Can Trust Restricted by HEMS Standard be Changed?
My sisters and I would liked to sell part of a piece of land worth $15 million or more held in trust. We learned we couldn’t get the money out of the trust thru distributions so we are not going to sell. Very disappointing. Our trustee says maximum we can each get annually is around $150,000, via HEMS. We four are in our 60s. The trust was created in the 1970s. Mom is 87, still kicking but not great. She’s also a beneficiary. Until she dies, and the trust dissolves naturally, trustee says no huge distributions of corpus are possible. Is that true? What’s considered extravagant, and relative in today’s economy? (For instance, consider this case out of Colorado (Matter of Estate of McCart, 847 P.2d 184 (Colo. Ct. App. 1992)) https://unsworthlaplante.com/blog/general/hems-standards-estate-planning/. )

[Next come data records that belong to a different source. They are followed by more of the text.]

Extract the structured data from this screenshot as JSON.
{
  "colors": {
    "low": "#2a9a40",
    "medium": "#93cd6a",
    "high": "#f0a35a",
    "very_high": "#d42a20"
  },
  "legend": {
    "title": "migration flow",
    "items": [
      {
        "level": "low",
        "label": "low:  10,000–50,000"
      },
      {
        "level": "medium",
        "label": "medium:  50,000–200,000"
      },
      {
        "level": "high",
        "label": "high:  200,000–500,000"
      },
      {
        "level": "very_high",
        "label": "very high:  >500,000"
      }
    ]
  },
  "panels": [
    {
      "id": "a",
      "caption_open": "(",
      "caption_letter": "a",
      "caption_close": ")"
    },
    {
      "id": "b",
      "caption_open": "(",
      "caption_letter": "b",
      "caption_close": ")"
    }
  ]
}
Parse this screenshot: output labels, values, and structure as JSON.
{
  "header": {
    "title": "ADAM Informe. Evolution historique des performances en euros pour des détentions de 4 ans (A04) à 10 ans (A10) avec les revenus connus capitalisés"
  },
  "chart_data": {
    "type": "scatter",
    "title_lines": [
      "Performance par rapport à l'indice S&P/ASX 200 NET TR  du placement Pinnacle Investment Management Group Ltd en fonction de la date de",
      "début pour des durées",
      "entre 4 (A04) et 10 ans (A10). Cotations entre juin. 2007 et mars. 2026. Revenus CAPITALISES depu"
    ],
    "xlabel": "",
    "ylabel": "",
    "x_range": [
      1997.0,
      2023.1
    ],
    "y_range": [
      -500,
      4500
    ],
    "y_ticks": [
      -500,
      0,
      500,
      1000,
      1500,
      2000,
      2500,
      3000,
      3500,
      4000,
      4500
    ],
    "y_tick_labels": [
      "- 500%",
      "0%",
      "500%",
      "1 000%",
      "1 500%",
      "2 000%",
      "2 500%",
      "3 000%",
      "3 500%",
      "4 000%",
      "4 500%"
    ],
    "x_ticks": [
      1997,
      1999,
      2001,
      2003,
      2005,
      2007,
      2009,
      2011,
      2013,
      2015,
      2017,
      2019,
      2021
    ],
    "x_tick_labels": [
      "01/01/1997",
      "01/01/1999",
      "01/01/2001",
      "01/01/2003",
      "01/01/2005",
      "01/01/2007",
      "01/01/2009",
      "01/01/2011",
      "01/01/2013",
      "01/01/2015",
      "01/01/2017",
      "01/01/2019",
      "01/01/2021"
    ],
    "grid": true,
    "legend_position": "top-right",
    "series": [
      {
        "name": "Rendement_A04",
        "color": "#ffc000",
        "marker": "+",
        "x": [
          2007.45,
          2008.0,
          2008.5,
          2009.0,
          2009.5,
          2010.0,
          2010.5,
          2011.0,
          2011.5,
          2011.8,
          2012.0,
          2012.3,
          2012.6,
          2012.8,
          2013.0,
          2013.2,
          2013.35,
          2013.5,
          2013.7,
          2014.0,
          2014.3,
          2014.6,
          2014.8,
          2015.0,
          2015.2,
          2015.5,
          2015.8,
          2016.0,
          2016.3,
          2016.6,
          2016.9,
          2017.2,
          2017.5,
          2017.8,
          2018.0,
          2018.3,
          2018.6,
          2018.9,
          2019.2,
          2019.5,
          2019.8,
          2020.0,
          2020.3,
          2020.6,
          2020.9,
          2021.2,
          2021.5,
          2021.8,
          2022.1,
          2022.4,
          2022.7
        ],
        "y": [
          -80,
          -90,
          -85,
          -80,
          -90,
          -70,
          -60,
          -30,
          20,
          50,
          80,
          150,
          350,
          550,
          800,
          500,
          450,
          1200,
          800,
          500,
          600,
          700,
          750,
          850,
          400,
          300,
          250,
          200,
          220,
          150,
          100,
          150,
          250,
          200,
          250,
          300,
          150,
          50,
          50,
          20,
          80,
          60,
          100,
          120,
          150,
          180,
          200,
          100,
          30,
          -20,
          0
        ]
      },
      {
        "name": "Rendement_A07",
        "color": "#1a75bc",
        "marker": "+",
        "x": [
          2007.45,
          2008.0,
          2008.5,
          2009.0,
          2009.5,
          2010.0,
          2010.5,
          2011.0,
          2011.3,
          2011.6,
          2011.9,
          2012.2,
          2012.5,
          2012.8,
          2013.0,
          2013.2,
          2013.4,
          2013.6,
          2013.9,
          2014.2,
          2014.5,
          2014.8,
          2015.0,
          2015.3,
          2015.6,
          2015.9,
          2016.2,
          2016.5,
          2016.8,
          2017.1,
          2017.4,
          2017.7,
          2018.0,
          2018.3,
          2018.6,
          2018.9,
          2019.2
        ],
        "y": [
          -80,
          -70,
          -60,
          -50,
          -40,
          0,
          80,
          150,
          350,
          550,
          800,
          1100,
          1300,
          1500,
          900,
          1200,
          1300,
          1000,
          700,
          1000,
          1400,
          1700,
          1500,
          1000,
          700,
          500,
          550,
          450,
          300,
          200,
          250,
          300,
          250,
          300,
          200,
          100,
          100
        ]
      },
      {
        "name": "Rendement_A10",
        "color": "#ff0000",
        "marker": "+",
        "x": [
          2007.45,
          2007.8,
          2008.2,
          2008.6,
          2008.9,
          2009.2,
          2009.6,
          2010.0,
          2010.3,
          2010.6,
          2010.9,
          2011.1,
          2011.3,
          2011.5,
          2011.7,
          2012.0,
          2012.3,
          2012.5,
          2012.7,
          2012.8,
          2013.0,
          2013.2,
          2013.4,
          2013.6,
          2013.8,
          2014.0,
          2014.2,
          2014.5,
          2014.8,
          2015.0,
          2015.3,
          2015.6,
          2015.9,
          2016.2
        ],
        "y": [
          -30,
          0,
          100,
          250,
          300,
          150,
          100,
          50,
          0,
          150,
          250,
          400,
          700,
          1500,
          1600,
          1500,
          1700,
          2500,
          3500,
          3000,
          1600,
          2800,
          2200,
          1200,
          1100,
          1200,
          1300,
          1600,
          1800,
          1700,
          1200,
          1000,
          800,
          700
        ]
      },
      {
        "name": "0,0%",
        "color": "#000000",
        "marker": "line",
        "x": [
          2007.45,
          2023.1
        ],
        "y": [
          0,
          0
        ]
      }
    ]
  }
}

It seems to me the trust has certainly outlived its purpose, and the value of land in it was never anticipated 50+ years down the road.
Every trust is different and the trustee must follow the provisions of the particular trust. The so-called HEMS standard is an artifact of tax law, which permits a trustee to make distributions to himself or herself only for his or her “health, education, maintenance and support” without the trust being in his or her taxable estate. But it has become standard language and is often found in trusts where it is unnecessary and can be accompanied by other language which could modify its effect, which was true in the case you cite.
For instance, the trust may say that the trustee may provide for the beneficiary’s health, education maintenance or support or must provide the same. In addition, what’s needed for those purposes can be in the eye of the beholder with different beholders, or trustees, who may have very different opinions on the matter. The deciding factor in the case you cite appears to be the provision that the beneficiaries be “maint[tained] in the social and economic positions” in which they were in when the trust was created, which the court interpreted to require liberal distributions.
That said, it’s become easier in recent years to modify irrevocable trusts. In effect, they’re no longer so irrevocable. Under the uniform trust code, which is a bit different from state to state, you may be able to modify the trust or decant it to a new trust that better meets your current needs. I’d recommend consulting with an estate planning attorney in your state to see if this might be an option.